In the Swiss Finance Institute Research Paper 23-30, researchers studied 72 million financial tweets and tracked the results of following that advice.  Here were the results (emphasis mine):

This paper assesses the quality of investment advice provided by different finfluencers. Using tweet-level data from StockTwits on over 29,000 finfluencers, we classify each finfluencer into three major groups: Skilled, unskilled, and antiskilled, defined as those with negative skill. We find that 28% of finfluencers provide valuable investment advice that leads to monthly abnormal returns of 2.6% on average, while 16% of them are unskilled. The majority of finfluencers, 56%, are antiskilled and following their investment advice yields monthly abnormal returns of -2.3%. Surprisingly, unskilled and antiskilled finfluencers have more followers, more activity, and more influence on retail trading than skilled finfluencers.

The paper goes on to conclude:

The advice by antiskilled finfluencers creates overly optimistic beliefs most times and persistent swings in followers’ belief bias. Consequently, finfluencers cause excessive trading and inefficient prices such that a contrarian strategy yields 1.2% monthly out-of-sample performance.

In other words—in this study, if you had invested in the opposite of what financial influencers recommended, you would have made an average of 1.2% per month. 😊

With our kids this week, we had a lot of conversations around critical consumption of social media (i.e. if a influencer is telling you that you need a ten step nighttime skin care routine—and then conveniently putting the links to the products they recommend in the video description—what might be an ulterior motive for their advice…).
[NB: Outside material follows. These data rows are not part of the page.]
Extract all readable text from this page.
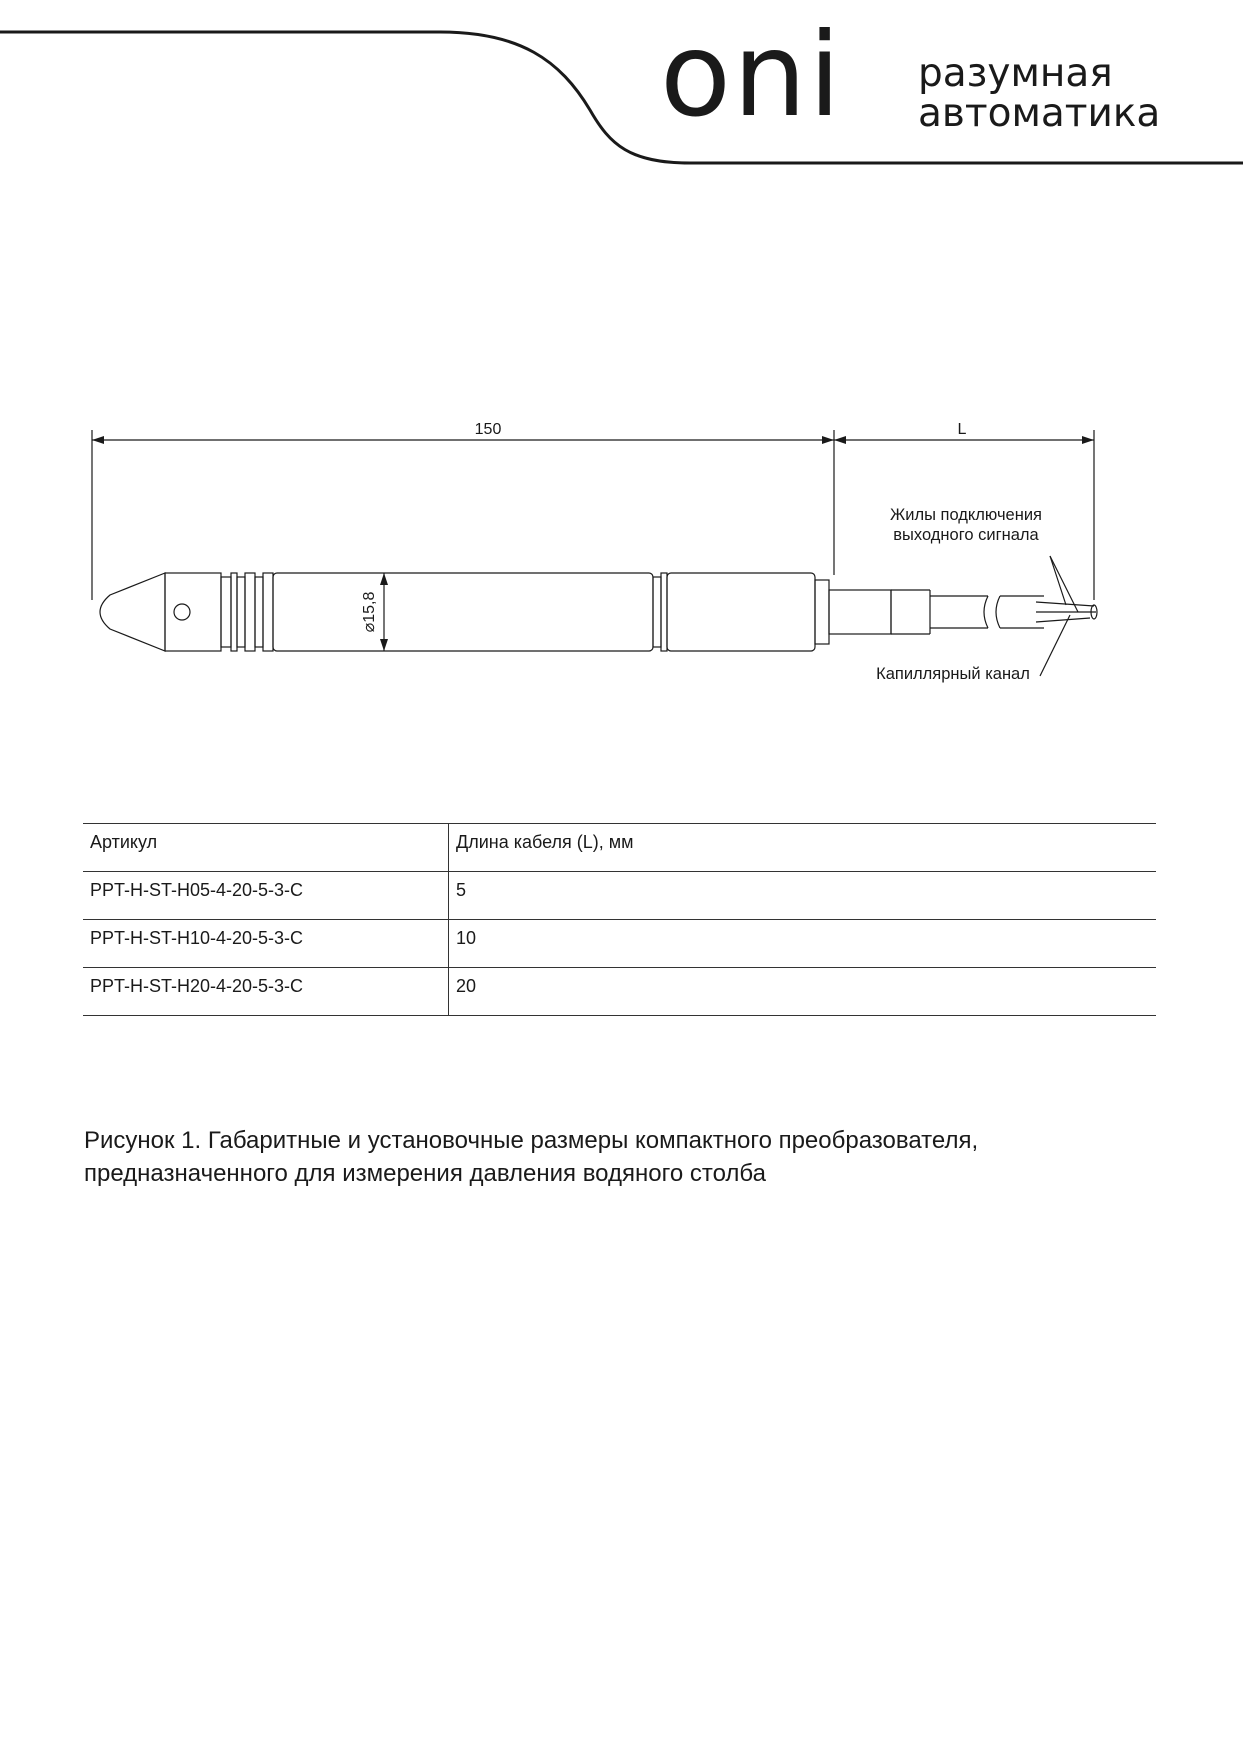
oni разумная
автоматика
150	L
⌀15,8
Жилы подключения
выходного сигнала
Капиллярный канал
Артикул	Длина кабеля (L), мм
PPT-H-ST-H05-4-20-5-3-C	5
PPT-H-ST-H10-4-20-5-3-C	10
PPT-H-ST-H20-4-20-5-3-C	20
Рисунок 1. Габаритные и установочные размеры компактного преобразователя,
предназначенного для измерения давления водяного столба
The same goes for financial influencers.  They are not regulated, and the advice standard that they are held to is “Caveat Emptor”, or “Let the Buyer Beware”.  Following financial influencer advice requires the buyer/consumer to verify the information and assess whether it is good, true, and right for their circumstances.  That can be a tall order!

That is why Meridian operates under the fiduciary advice standard, which is the highest level of legal care a financial advisor can have in giving advice.  A fiduciary standard means that our advice not only has to be accurate, but also has to be in your best interests at all times.  Which is how we think financial advice should be!